C’était encore aux Polignac que la Reine devait ce peu de tendresse, cette froideur des derniers baisers de son enfant mourant. Le petit malade, obéissant aux haines du duc d’Harcourt, son gouverneur, avait pris en aversion madame de Polignac jusqu’à détester les odeurs qu’elle portait[2]. Il y avait comme une fatalité dans cette liaison de la Reine avec les Polignac. Et que de mal déjà lui avait fait sa favorite !

Ce salon de madame de Polignac, où la Reine avait tenu sa cour de femme, avait réuni, de moins en moins, avec les années, la société qu’il eût convenu à la Reine d’y rencontrer. La négligence, les oublis de madame de Polignac sur ce point étaient allés si loin que, quatre ans avant la Révolution, en 1785, la Reine, avant d’aller chez madame de Polignac, envoyait toujours un de ses valets de chambre s’informer des noms des personnes présentes ; et il n’était pas rare que la Reine s’abstint d’après la réponse. La Reine s’étant hasardée une fois à parler à madame de Polignac du peu de plaisir qu’elle avait à trouver chez elle certaines figures, madame de Polignac, sortant de sa douceur, osait répondre à la Reine : « Je pense que parce que Votre Majesté veut bien venir dans mon salon, ce n’est pas une raison pour qu’elle prétende en exclure mes amis. » — Je n’en veux pas pour cela à madame de Polignac, disait plus tard la Reine en rapportant cette réponse, dans le fond elle est bonne, et elle m’aime ; mais ses alentours l’ont subjuguée[3].
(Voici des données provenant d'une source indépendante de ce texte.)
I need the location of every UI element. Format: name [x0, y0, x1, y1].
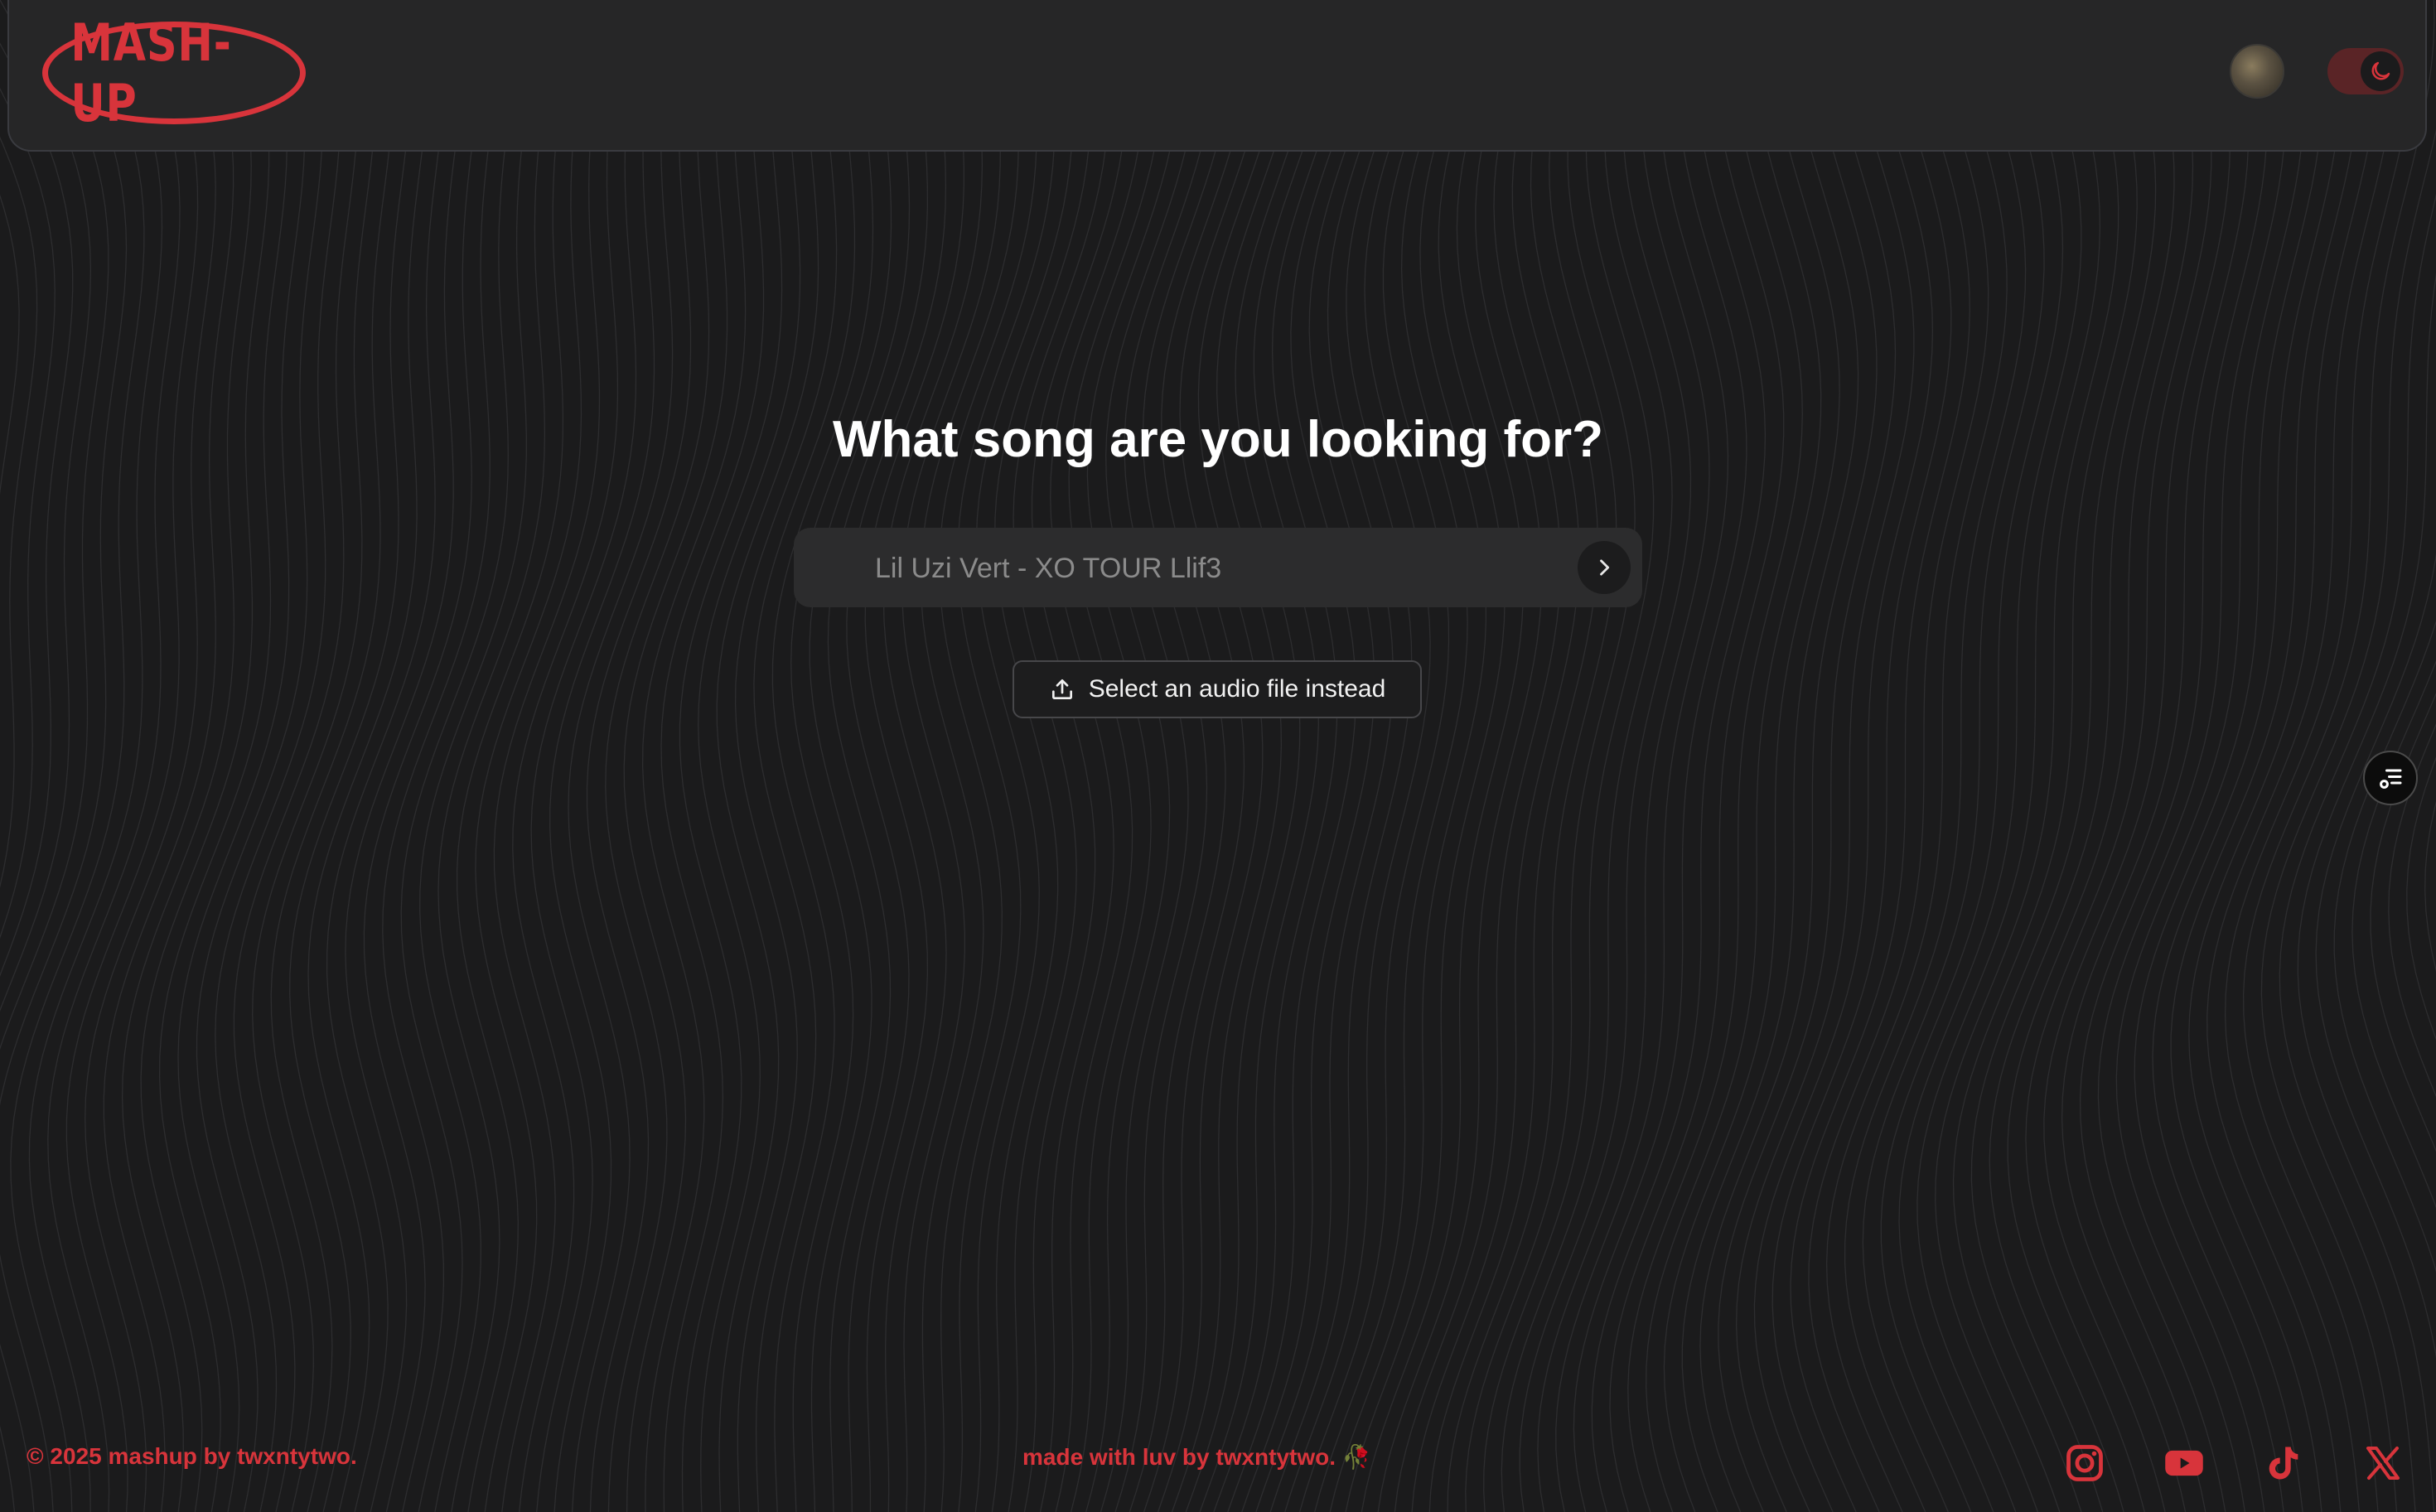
theme-toggle[interactable] [2327, 48, 2404, 94]
instagram-icon [2066, 1445, 2103, 1481]
song-search-input[interactable] [873, 528, 1539, 609]
search-submit-button[interactable] [1578, 541, 1631, 594]
mashup-logo[interactable]: MASH-UP [42, 12, 306, 133]
copyright-text: © 2025 mashup by twxntytwo. [27, 1443, 357, 1469]
playlist-icon [2380, 769, 2402, 789]
page-title: What song are you looking for? [833, 411, 1603, 468]
tiktok-icon [2269, 1447, 2298, 1480]
user-avatar[interactable] [2230, 44, 2284, 99]
song-search [794, 528, 1642, 609]
made-with-text: made with luv by twxntytwo. 🥀 [1022, 1444, 1371, 1470]
queue-toggle-button[interactable] [2363, 751, 2418, 805]
x-icon [2366, 1447, 2400, 1480]
select-audio-file-label: Select an audio file instead [1088, 675, 1386, 703]
theme-toggle-knob [2361, 51, 2400, 91]
moon-icon [2371, 61, 2390, 80]
chevron-right-icon [1600, 559, 1610, 576]
instagram-link[interactable] [2061, 1440, 2108, 1486]
youtube-link[interactable] [2161, 1440, 2207, 1486]
youtube-icon [2165, 1450, 2203, 1476]
upload-icon [1051, 679, 1072, 699]
wave-lines-background [0, 0, 2436, 1512]
top-header: MASH-UP [7, 0, 2427, 152]
tiktok-link[interactable] [2260, 1440, 2307, 1486]
x-link[interactable] [2360, 1440, 2406, 1486]
wave-lines [0, 0, 2436, 1512]
select-audio-file-button[interactable]: Select an audio file instead [1013, 660, 1422, 718]
logo-text: MASH-UP [70, 12, 232, 133]
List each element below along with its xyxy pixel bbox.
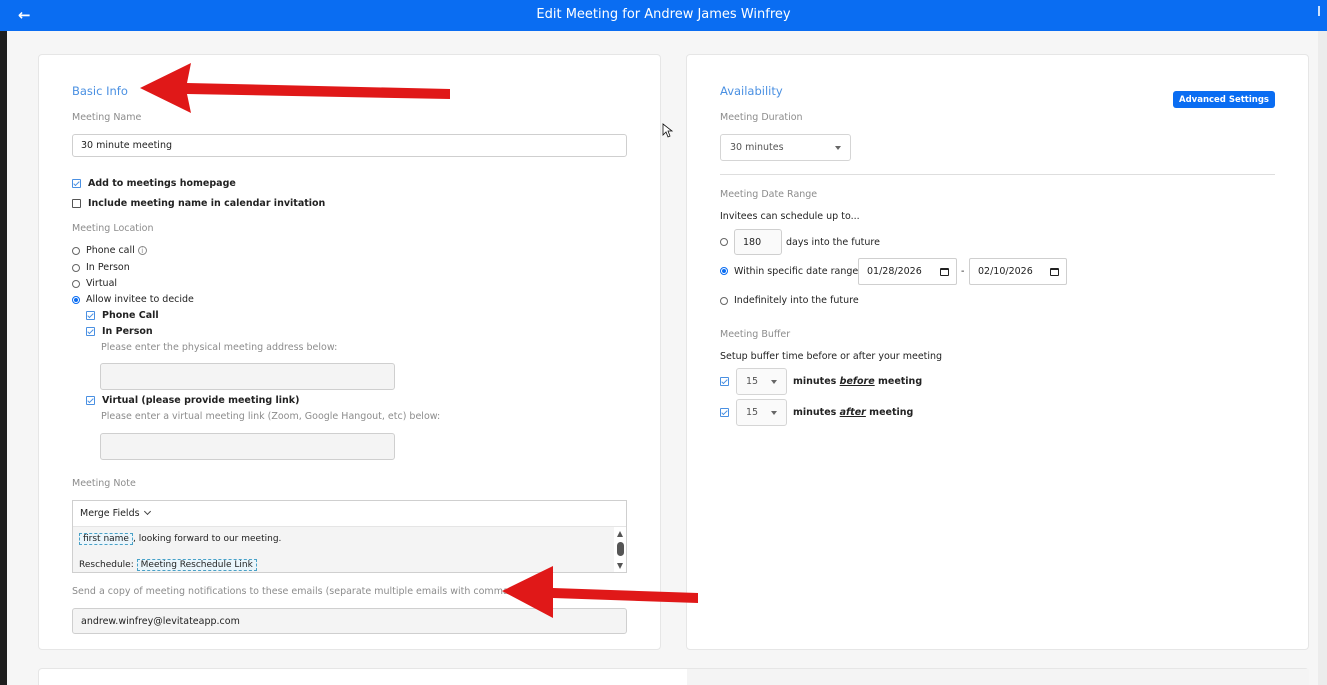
- annotation-arrow-basic-info: [140, 63, 450, 113]
- mouse-cursor-icon: [662, 123, 674, 138]
- annotation-arrow-emails: [502, 566, 698, 618]
- annotation-overlay: [140, 63, 698, 618]
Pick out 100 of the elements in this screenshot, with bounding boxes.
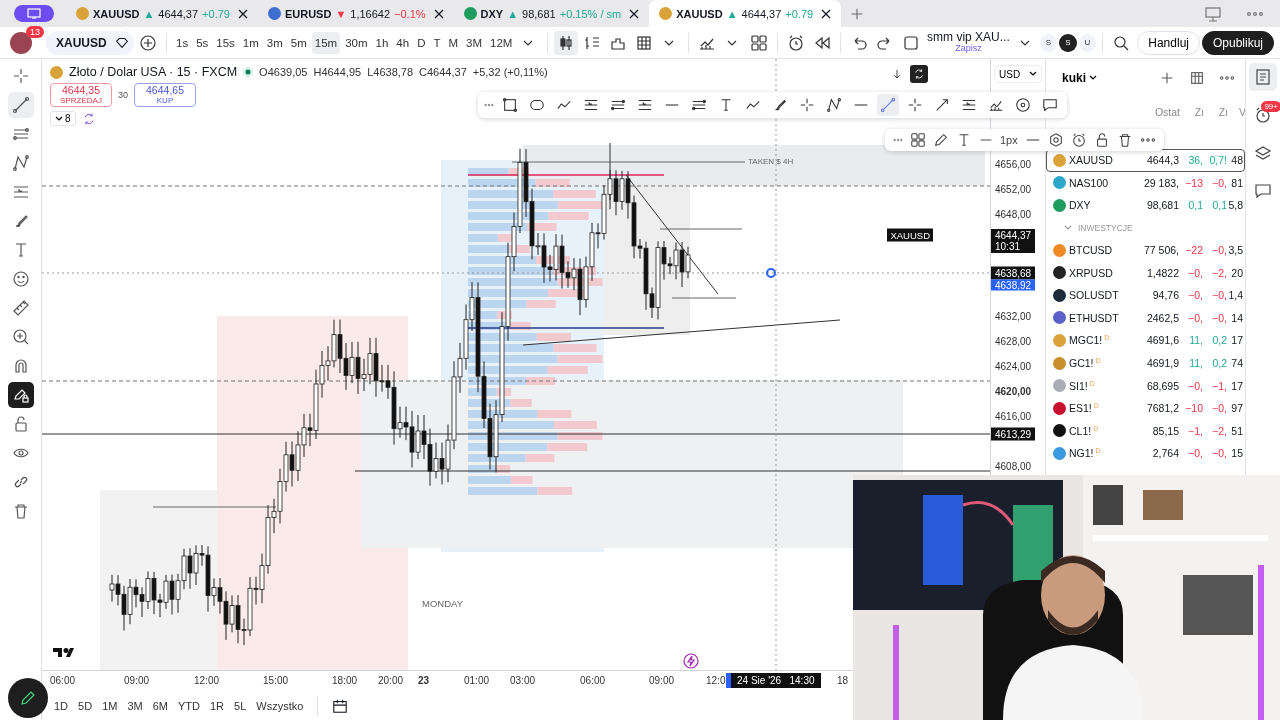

C’est alors que la Reine avait pris peu à peu ses habitudes dans le salon de la comtesse d’Ossun, sa dame d’atours, sœur du duc de Grammont, nièce du duc de Choiseul. Madame d’Ossun n’avait rien de brillant dans l’esprit ni dans les manières, mais elle était une personne parfaitement vertueuse et parfaitement douce, sans intrigues, sans exigences, ne demandant rien ni pour elle ni pour les siens, occupée seulement de plaire à la Reine, empressée bientôt à se dévouer pour elle, et dénoncée aux vengeances de la Révolution par l’Orateur du peuple. La Reine venait donc et amenait ce qui lui restait d’amis dans l’appartement de madame d’Ossun, très-rapproché du sien. Elle s’y trouvait libre, à l’aise, sans crainte de conseil et de domination ; et reprenant, avec sa liberté, sa gaieté et sa jeunesse, elle arrangeait chez madame d’Ossun de petits concerts, où elle faisait sa partie et où elle retrouvait un plaisir qu’elle ne connaissait plus[4].

La Reine, en s’éloignant du salon de madame de Polignac, n’avait pas gardé rancune à madame de Polignac ; elle l’aimait encore, et restait fidèle à son amitié. Mais la société de madame de Polignac, toute liée de parenté qu’elle était avec madame d’Ossun, ne pouvait voir sans dépit cette faveur nouvelle de la dame d’atours de la Reine. Les mots, les couplets, la satire se glissèrent et s’enhardirent dans le salon de l’ancienne favorite de la Reine, et l’ingratitude, à la fin, y faisait asseoir la médisance[5].

La Bastille prise, la Révolution victorieuse, les cris de mort s’élevant de toutes parts contre les Polignac, le danger de celle qui avait été son amie, ôtaient à la Reine le ressentiment, le souvenir même de tous ses griefs. Elle faisait appeler M. et madame de Polignac, le 16 juillet, à huit heures du soir, et leur demandait de partir dans la nuit même. À ce mot, la fierté des Polignac se réveille avec leur reconnaissance. Partir, laisser leur bienfaitrice, quand les jours de malheur sont venus, fuir quand le péril commence, n’est-ce pas déserter ? La femme et le mari refusent de céder au vœu de la Reine. Marie-Antoinette alors les prie, les supplie, les conjure, mêlant les larmes aux prières ; au nom de son intérêt même, elle leur ordonne de partir : Venez, Monsieur, — dit-elle au Roi qui entre, — venez m’aider à persuader à ces honnêtes gens, à ces fidèles sujets, qu’ils doivent nous quitter. Et, aidée du Roi, elle obtient enfin que son amie l’abandonne.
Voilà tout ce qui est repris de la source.